I always knew that I wanted children, and I always knew that I would have boys. The life I envisioned for myself included four strapping, wild, and crazy men (one of whom would be my husband), who got into lots of trouble and provided me with volumes of stories to tell in my old age. I dabbled in babysitting during my teenage years, and the boys were always my favorites. Less whiny. Less bossy. More hitting things. More loud noises. More manageable.

When my husband and I welcomed our first child — a boy — I felt sure that my dreams would come to fruition. I loved my son from day one, from the moment I saw him swimming around on the ultrasound monitor. All, it seemed, was going according to plan. Life with a newborn was not always easy. Joey had colic, and I was not able to produce enough breast milk to sustain him. While these challenges clawed at my confidence and sometimes wracked me with guilt, I cherished every moment of his early months. Every milestone felt precious, and every new ability was well documented.

During Joey’s eighth month, I discovered that I was again pregnant. Thanks to a combination of laziness and skepticism that I could really be that fertile, I found myself with child in the fall of 2014 — not even a year since Joey’s birth. Surprisingly, I felt ready. As an only child, I clung to the idea of creating a big family, and this rather bold desire resulted in a Chia Pet approach to family building. Determined to grow our herd fast, I wanted to make sure neither of us had time

to change our minds.

From the beginning, my second pregnancy was vastly different from the first. The first trimester included constant nausea and exhaustion. My body did not adjust quite as seamlessly to the interior hormone shifts, and it could not keep up with the exterior demands of my growing firstborn. I sensed from the start that my dreams of an all-male household were quickly fading, and this was shortly confirmed by ultrasound. There she was. I recognized her from the first moment I felt her growing in my womb. Still, I asked the technician to write the gender on a notecard and enclose it in an envelope. I was not ready for the truth. I wanted to keep it safely contained and hidden, because once I read the word, it was going to be real.

With some encouragement from family, my husband and I hosted a small gender reveal party. A friend made us a cake that would reveal the gender with colored M&M’s baked into the middle. I prayed with all of my might to see blue, but even before my son dug into the moist chocolate confection and discovered the pink candies, I knew the answer.

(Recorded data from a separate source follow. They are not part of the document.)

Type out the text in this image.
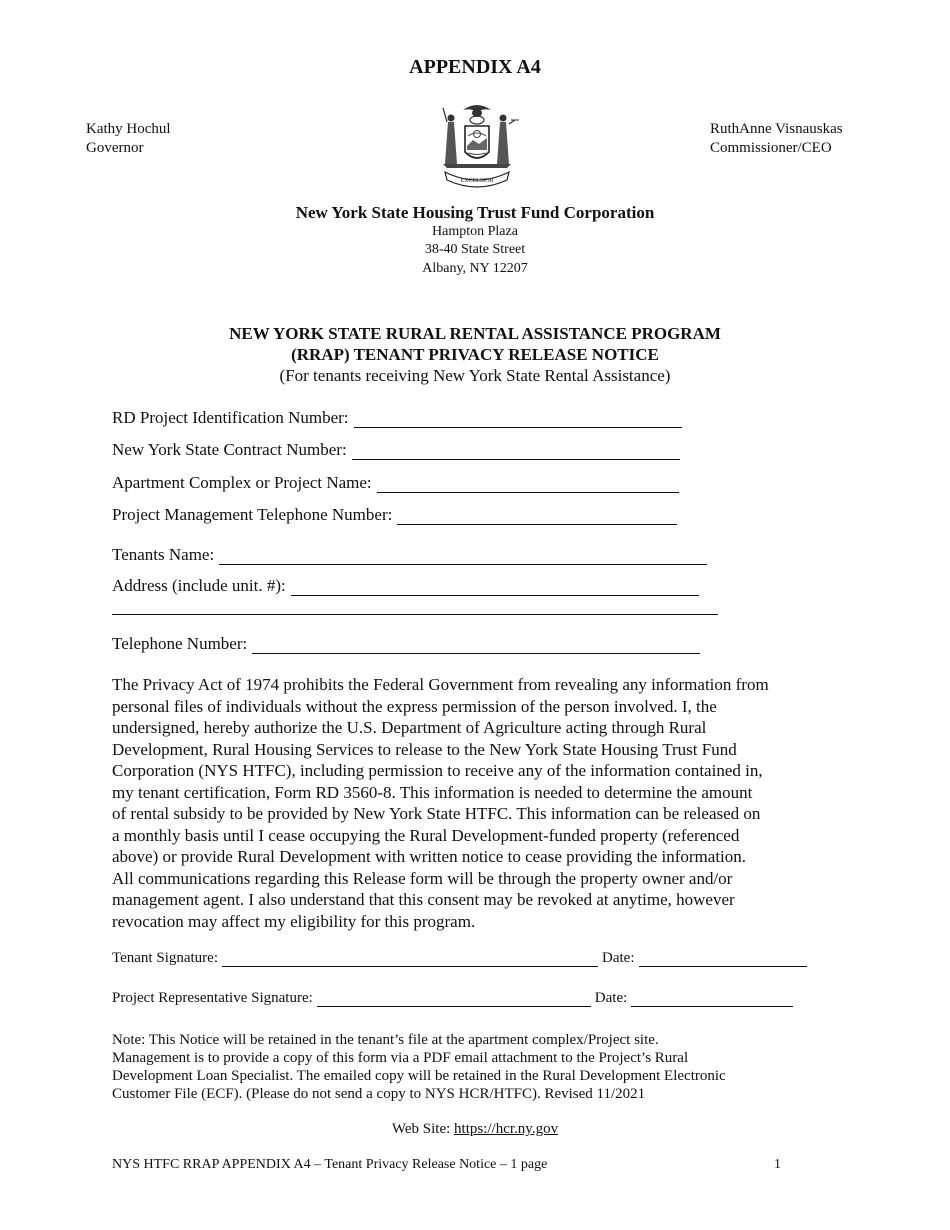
APPENDIX A4
Kathy Hochul
Governor
RuthAnne Visnauskas
Commissioner/CEO
EXCELSIOR
New York State Housing Trust Fund Corporation
Hampton Plaza
38-40 State Street
Albany, NY 12207
NEW YORK STATE RURAL RENTAL ASSISTANCE PROGRAM
(RRAP) TENANT PRIVACY RELEASE NOTICE
(For tenants receiving New York State Rental Assistance)
RD Project Identification Number:
New York State Contract Number:
Apartment Complex or Project Name:
Project Management Telephone Number:
Tenants Name:
Address (include unit. #):
Telephone Number:

The Privacy Act of 1974 prohibits the Federal Government from revealing any information from

personal files of individuals without the express permission of the person involved. I, the

undersigned, hereby authorize the U.S. Department of Agriculture acting through Rural

Development, Rural Housing Services to release to the New York State Housing Trust Fund

Corporation (NYS HTFC), including permission to receive any of the information contained in,

my tenant certification, Form RD 3560-8. This information is needed to determine the amount

of rental subsidy to be provided by New York State HTFC. This information can be released on

a monthly basis until I cease occupying the Rural Development-funded property (referenced

above) or provide Rural Development with written notice to cease providing the information.

All communications regarding this Release form will be through the property owner and/or

management agent. I also understand that this consent may be revoked at anytime, however

revocation may affect my eligibility for this program.

Tenant Signature:	Date:
Project Representative Signature:	Date:

Note: This Notice will be retained in the tenant’s file at the apartment complex/Project site.

Management is to provide a copy of this form via a PDF email attachment to the Project’s Rural

Development Loan Specialist. The emailed copy will be retained in the Rural Development Electronic

Customer File (ECF). (Please do not send a copy to NYS HCR/HTFC). Revised 11/2021

Web Site: https://hcr.ny.gov
NYS HTFC RRAP APPENDIX A4 – Tenant Privacy Release Notice – 1 page	1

Joyful clapping and shouting filled the room. Everyone else exhibited excitement about my coming child, and it felt odd to be the only one sweating, filled with a heavy dread and disappointment.

I lived out the rest of my daughter’s gestation in mourning. I attended every doctor appointment, every ultrasound, and faithfully took my prenatal vitamins, feeling nothing but a sense of duty. I cracked jokes about not wanting a girl, about hating the color pink, and most friends thought I was kidding. Most friends assured me that I would feel differently once she was born. I was not so sure. Deep inside, I dreaded her arrival, and every kick seemed to echo that she felt the same.

June Pearl arrived on April 28, 2015, eight days late — a sign, I felt sure, of her obstinacy and stubborn willfulness. She was so small, so helpless. I felt thankful for a healthy baby, but beyond that, I could not reconcile my disinterest. She was not the baby I wanted. I stepped into my mothering role out of habit and necessity, but there was no joy in it. June’s first few months were fraught with colic and late nights of screaming. She was just a baby, reaching out for love and comfort. I fed her, burped her, and cared for her physical needs out of obligation. Her very existence crushed the ideal family I’d imagined and ripped my attention from my son, who was still very much a baby himself, and I resented her for it. In the end, I missed out on quite a lot of her first year, wishing it away and waiting, always waiting, for her to just grow older already.

By now, I imagine you are wondering why I have not yet been struck by lightning. Does a mother who does not feel love for her baby deserve to live? I have entertained this thought often. It seems unnatural to feel anything but adoration and awe toward one’s newborn child, and the guilt it produces is soul crushing. I held my feelings close, like a dirty secret. Who could I tell? What kind of mother feels this way? I am not one to ever hide my feelings, but there I was, at a loss about what to do with them. I wonder how many women out there have felt this?

I needed a daughter, but it took me a full year to realize the value of the gift given to me. June is everything I’d feared — willful, whiny, needy, and possessive. She is also smart, determined, persistent, and I love all of her. She gives and receives love very differently from my son, and I am thankful for it. At the risk of sounding grossly cliché, she touches parts of my heart that I did not realize needed awakening.

I absolutely love mothering a daughter. I realize now, as I look back on June’s first year of life, that all of my fears about having a daughter were really more about me. I feared that I was not, and could not be, the kind of woman that I felt a daughter needed — fiercely confident, self-assured, bold, and unconcerned with the opinions of others. While I tried to convey these traits to the world, I never felt as though I truly embodied them. Surely a daughter would see through this. A daughter would inherit my fears, my worries, my shortcomings, and she would never forgive me. Now, I understand that having a daughter is the journey that will bring these things to light, and initiate much-needed change. Facing my fears, and raising my daughter with brave intention, is precisely the act of defiance that will forge in me the strength and confidence for which I always longed.

To those moms out there afraid of mothering a daughter: What you are feeling is fine — normal, even — and you do not need to hide from it. Just know that you will one day see the purpose and the pleasure in your task, and you will manage it in your own way, on your own terms. Be brave, and walk with confidence. You need her every bit as much as she needs you.